= Bonus stage =

Video game concept

A bonus stage (also known as a bonus level, bonus round, or special stage) is a special video game level that awards the player a rapid windfall of benefits such as points, items, or money. The first bonus stage in video game history is in Rally-X, released by Namco in 1980. This became a signature feature of other arcade games like Galaga in 1981 and Joust in 1982.

Many bonus stages may need to be activated or discovered, or they may appear after a certain number of regular stages.

Bonus stages typically share several common characteristics: they are optional and not required to complete the main game; they often feature gameplay mechanics that differ from the main game; and they rarely punish players with death or loss of progress for failing. These stages eliminate the normal threat of enemies or hazards, in favor of reward. They generally reward players with collectibles, extra lives, or other benefits, and access is commonly gained through collecting specific items, reaching score thresholds, or finding hidden entrances. Examples include the Special Stages in Sonic the Hedgehog where players collect Chaos Emeralds, Street Fighter IIs car-smashing bonus rounds, and the Bonus Barrels in Donkey Kong Country. In Crash Bandicoot, the bonus stages provide save points.

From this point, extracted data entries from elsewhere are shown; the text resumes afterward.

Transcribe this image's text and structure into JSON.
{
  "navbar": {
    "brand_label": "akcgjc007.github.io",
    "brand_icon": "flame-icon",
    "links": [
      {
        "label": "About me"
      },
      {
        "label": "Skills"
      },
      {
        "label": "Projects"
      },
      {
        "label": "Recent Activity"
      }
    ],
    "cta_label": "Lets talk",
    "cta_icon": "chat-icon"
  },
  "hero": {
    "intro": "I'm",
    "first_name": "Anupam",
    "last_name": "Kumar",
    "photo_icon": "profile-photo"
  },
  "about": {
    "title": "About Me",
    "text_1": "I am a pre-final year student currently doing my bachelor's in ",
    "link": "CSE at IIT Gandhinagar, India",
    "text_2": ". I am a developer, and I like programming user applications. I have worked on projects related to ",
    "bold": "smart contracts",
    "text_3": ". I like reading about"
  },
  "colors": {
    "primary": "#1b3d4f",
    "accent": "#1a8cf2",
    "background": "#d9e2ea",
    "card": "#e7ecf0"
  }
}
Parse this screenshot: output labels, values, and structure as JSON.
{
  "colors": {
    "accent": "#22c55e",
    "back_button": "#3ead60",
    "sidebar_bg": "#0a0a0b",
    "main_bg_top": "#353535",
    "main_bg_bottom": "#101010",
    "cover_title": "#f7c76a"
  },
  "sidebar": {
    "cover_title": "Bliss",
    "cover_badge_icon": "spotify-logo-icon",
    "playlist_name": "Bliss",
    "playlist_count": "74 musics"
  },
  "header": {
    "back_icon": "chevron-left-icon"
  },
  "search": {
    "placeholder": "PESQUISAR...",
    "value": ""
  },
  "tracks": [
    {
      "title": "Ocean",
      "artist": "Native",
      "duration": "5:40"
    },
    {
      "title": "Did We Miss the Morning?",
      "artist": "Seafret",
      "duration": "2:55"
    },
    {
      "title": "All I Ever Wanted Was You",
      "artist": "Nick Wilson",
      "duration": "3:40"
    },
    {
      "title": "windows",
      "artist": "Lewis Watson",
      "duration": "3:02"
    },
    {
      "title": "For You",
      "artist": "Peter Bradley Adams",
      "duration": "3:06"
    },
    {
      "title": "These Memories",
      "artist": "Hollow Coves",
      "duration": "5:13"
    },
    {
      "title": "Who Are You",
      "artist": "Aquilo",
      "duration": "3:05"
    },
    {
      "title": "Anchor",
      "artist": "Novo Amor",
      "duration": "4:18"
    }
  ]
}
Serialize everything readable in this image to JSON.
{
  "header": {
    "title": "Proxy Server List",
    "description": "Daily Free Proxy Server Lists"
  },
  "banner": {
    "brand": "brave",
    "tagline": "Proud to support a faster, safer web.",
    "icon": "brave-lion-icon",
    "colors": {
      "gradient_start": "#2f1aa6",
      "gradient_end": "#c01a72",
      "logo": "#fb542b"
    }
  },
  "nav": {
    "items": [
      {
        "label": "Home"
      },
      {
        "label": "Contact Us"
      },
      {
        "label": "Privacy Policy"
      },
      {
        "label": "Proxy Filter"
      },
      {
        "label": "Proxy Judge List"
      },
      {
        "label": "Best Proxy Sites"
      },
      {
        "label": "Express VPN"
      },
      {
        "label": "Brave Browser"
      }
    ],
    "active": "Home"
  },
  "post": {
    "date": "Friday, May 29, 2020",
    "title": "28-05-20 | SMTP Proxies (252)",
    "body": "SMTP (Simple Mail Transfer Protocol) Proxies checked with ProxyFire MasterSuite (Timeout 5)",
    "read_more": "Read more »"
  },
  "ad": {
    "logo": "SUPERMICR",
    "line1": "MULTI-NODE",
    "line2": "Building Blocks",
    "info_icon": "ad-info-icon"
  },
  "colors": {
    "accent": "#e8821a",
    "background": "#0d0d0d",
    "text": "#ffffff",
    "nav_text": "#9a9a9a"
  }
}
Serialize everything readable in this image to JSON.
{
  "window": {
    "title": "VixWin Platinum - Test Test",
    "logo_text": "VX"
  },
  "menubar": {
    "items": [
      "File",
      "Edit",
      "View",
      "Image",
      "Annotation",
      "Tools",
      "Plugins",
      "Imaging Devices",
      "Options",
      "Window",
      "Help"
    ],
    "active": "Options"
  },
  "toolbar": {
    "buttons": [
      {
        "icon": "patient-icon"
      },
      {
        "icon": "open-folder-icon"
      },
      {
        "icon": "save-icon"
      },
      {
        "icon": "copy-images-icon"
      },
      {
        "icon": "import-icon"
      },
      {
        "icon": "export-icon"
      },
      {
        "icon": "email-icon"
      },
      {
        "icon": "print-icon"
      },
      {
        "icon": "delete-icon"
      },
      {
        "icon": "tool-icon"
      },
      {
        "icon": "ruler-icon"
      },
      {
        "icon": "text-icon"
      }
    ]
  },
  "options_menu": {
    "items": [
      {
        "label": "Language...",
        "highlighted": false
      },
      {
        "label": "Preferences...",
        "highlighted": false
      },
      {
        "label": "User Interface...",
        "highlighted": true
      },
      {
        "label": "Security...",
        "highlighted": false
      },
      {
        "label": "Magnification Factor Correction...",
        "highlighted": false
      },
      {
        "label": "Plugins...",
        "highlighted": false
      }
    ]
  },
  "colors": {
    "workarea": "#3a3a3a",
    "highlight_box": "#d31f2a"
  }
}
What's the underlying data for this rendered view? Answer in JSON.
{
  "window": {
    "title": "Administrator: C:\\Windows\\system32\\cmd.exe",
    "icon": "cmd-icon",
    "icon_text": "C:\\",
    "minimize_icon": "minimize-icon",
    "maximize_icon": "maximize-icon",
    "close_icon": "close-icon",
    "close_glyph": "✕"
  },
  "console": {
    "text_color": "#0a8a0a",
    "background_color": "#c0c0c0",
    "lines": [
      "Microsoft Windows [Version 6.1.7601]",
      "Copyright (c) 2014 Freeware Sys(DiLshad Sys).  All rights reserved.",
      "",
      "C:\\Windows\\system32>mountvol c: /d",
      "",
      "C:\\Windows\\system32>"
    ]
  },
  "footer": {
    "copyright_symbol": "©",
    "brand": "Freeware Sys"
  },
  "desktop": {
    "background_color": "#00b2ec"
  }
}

Bonus stages serve important game design functions. They provide pacing and variety by breaking up the rhythm of the main game, they allow players to practice specific skills in a low-risk environment, and they implement "risk vs. reward" design by placing valuable collectibles in potentially dangerous locations. Traditional bonus stages are popular in arcade and early console games of the 8-bit and 16-bit eras, but are less prevalent in modern games, which tend to focus more on complex cinematic stories rather than item collection and point accumulation.